Seniors’ Advocate Suzanne Brake (left) and Hayward Blake, a resident of Harbour Grace, speak to an audience at Carbonear on Sept. 18 on seniors issues.

One member of the audience noted it could cost him up of $4,700 per hearing aid.

Brake offered up statistics.

“Right now, in Newfoundland and Labrador, we have 30,000 couples - that means 60,000 individual people - who have an income of $41,000 or less. That’s the median income for people aged 65 and over,” she said. “That means that 50 per cent of people have less than $41,000 per year.”

Brake explained she felt as though this was important information for people to understand, going on to explain that single people in the province aged 65 and up have an average income of nearly half that - at around $17,000 a year.

“Seniors just cannot afford any more cost increases.”

Brake said these statistics are of concern to her, and she is hoping to see a breakdown of these numbers to provide her with further knowledge, such as the difference between seniors living in rural and urban parts of the province.

However, Brake’s address did not dwell solely on challenges.

She also focused on the things that can be done.

She encouraged seniors to speak out against the negative outlook on the aging population, and said she hopes to see seniors in all corners of the province work together to show the province that an aging population, and senior citizens as a whole, are not a burden.

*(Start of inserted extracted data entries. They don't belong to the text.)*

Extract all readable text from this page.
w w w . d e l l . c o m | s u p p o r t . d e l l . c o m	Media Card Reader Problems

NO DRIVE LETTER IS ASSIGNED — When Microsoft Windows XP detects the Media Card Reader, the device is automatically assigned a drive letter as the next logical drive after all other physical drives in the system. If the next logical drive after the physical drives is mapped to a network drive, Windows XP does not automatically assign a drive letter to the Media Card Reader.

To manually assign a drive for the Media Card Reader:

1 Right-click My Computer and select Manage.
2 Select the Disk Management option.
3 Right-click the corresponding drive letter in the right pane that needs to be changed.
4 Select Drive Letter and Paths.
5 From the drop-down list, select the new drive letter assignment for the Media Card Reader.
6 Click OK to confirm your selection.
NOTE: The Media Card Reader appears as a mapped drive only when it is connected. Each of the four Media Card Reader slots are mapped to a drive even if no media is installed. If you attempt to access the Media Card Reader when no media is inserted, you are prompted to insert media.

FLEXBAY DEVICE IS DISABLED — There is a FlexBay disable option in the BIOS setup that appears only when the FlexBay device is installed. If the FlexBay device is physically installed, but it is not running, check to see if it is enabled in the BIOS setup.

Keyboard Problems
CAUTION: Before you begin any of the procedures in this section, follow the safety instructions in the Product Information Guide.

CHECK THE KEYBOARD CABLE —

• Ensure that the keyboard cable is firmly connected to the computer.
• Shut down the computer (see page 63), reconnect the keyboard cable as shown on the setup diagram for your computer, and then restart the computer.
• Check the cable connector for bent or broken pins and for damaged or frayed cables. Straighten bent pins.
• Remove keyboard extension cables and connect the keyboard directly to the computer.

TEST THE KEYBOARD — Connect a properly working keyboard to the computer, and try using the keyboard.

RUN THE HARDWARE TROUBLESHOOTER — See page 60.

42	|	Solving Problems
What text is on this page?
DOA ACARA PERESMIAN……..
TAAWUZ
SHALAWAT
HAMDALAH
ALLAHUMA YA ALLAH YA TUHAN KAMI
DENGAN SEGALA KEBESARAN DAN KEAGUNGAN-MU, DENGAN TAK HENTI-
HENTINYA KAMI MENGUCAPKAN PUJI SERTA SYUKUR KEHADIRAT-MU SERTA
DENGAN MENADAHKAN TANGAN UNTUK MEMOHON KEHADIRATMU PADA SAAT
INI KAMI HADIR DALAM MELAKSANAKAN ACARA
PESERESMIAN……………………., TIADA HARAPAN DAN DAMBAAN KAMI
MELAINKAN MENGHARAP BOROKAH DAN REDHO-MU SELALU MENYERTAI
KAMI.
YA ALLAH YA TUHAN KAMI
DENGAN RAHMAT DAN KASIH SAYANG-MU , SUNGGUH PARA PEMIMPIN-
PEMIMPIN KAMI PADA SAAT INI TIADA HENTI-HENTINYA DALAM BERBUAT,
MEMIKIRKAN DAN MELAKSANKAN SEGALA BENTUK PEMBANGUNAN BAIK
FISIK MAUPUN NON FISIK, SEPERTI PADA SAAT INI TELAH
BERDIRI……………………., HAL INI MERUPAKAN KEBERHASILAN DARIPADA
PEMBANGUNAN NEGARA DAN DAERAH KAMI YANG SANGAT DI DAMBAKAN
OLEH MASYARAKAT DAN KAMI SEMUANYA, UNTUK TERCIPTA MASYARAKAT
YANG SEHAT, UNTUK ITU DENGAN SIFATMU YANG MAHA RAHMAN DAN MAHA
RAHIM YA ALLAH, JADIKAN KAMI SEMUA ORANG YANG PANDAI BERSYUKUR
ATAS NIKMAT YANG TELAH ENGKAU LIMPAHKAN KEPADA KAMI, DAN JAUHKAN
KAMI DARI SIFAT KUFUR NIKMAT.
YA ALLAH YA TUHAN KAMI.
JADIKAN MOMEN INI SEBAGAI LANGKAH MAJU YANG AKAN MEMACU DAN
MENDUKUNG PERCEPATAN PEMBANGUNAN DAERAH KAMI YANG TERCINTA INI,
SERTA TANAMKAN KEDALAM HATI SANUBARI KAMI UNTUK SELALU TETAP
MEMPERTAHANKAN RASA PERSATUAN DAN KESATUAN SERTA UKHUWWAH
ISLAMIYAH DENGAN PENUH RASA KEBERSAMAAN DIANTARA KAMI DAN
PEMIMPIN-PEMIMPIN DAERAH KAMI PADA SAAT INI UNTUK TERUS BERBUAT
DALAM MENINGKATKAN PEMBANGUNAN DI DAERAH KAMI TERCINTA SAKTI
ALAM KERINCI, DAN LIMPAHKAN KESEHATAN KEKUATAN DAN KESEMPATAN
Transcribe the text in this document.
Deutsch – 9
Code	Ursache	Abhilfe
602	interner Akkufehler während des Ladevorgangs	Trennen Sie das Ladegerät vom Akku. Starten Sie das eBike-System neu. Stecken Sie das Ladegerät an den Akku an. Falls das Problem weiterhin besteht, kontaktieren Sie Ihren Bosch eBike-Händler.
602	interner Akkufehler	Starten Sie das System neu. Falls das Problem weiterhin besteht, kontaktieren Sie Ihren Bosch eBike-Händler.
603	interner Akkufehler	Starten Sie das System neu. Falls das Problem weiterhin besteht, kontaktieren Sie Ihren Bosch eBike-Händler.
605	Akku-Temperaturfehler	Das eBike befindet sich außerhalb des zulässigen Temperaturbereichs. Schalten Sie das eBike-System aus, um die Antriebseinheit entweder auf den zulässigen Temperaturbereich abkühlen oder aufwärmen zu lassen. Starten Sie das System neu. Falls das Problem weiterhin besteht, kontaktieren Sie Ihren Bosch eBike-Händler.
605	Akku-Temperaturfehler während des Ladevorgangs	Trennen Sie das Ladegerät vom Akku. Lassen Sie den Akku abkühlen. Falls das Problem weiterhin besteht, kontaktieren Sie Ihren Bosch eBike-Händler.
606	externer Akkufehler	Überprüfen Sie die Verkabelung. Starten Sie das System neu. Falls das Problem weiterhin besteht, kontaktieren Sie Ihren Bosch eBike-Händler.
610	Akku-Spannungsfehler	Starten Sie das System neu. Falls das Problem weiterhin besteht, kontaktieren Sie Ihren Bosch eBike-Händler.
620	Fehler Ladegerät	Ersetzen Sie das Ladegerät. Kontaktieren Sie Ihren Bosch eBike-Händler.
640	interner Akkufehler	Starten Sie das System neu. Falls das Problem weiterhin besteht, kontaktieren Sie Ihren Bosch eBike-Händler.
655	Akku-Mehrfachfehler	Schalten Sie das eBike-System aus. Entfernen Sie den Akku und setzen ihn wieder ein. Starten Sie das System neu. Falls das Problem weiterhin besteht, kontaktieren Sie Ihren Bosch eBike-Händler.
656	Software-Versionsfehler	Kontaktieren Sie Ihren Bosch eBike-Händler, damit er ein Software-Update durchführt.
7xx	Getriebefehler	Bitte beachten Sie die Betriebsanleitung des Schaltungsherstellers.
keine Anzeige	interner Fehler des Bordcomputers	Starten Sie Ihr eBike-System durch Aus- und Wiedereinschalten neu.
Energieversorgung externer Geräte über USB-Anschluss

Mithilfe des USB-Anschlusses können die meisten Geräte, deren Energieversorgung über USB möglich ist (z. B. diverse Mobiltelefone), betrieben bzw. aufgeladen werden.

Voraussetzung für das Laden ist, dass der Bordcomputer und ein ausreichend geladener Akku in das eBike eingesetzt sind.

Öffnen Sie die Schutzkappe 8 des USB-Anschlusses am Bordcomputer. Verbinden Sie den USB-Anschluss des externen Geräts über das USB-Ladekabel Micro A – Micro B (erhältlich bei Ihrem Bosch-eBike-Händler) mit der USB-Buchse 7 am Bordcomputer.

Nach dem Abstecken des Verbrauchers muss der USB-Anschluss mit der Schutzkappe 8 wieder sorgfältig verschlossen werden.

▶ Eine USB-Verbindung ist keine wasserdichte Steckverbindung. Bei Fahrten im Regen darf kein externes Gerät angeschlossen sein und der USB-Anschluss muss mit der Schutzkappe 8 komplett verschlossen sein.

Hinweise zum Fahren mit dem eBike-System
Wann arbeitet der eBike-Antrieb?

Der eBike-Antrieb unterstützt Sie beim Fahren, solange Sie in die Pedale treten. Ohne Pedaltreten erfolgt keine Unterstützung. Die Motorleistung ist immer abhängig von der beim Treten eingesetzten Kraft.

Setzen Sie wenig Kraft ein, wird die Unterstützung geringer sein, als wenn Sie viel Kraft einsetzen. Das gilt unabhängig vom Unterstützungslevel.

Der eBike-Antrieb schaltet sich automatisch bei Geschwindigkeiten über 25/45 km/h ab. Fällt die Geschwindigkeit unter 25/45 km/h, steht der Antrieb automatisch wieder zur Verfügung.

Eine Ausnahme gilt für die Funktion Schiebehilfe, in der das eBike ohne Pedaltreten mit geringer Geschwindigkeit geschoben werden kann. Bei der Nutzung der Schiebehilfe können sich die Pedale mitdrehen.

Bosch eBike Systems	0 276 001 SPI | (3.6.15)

“We want a quality of life from 50 up to whatever age we hope to get to,” said Hayward Blake, one of the audience members who got up to speak on the subject. “I think, sometimes, we make ourselves the victims because we just accept so much.

“I think we have to keep being involved, and we have to be the advocates for ourselves. We need to change the discussion on seniors. We need to make sure we matter to ourselves, and to the people around us. Otherwise, things are going to happen to us, instead of for us.”